The violence in the Nile Delta city of Mansoura and the Suez Canal city of Port Said came as U.S. Secretary of State John Kerry was in Cairo meeting with opposition figures.

Some liberals and seculars are angry that Washington is urging them to take part in next month’s parliamentary elections and see U.S. support for the vote as backing for President Mohammed Morsi and his Muslim Brotherhood party. The U.S. Embassy invited 11 opposition figures to meet with Kerry, but five declined.
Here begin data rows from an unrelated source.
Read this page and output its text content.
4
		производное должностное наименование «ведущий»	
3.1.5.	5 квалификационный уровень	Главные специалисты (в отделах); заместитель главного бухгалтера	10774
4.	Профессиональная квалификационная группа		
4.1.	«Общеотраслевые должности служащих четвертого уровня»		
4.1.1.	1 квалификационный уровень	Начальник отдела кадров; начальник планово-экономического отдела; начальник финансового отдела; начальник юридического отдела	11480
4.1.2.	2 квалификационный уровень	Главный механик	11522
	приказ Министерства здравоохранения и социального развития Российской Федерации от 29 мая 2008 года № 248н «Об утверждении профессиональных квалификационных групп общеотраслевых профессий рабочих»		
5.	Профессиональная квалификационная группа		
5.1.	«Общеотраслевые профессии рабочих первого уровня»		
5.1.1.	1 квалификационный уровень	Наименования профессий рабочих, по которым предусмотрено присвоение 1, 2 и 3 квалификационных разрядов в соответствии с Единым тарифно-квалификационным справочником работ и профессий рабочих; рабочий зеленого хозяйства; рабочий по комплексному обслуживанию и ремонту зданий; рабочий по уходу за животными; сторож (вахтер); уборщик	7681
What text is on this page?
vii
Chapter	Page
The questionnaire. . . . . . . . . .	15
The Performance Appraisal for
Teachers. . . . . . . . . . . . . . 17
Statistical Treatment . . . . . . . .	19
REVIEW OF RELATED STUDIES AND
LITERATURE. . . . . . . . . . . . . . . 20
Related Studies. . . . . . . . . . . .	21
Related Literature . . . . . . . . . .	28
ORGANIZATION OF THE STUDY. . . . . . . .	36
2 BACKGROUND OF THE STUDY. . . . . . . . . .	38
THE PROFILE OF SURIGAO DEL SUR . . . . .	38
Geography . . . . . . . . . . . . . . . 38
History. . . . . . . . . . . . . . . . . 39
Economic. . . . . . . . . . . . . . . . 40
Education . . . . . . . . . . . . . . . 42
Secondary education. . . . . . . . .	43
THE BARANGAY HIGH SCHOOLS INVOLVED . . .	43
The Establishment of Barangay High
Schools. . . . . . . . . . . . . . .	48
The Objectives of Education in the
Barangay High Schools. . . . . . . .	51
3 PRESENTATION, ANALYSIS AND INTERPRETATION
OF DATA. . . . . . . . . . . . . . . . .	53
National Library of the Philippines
The U.S. State Department said Kerry had a telephone conversation with opposition figurehead and Nobel laureate Mohammed ElBaradei, who heads the opposition National Salvation Front. Kerry also met with Amr Moussa, a longtime diplomat and prominent figure in the group. Kerry was scheduled to meet with Morsi on Sunday.

Protesters in Mansoura and Port Said have been calling for civil disobedience campaigns, or work stoppages, to bring down Morsi. The Interior Ministry, embattled by months of demonstrations aimed against its forces, called on political groups to reign in protesters in Mansoura who stormed the city’s old police headquarters Saturday evening.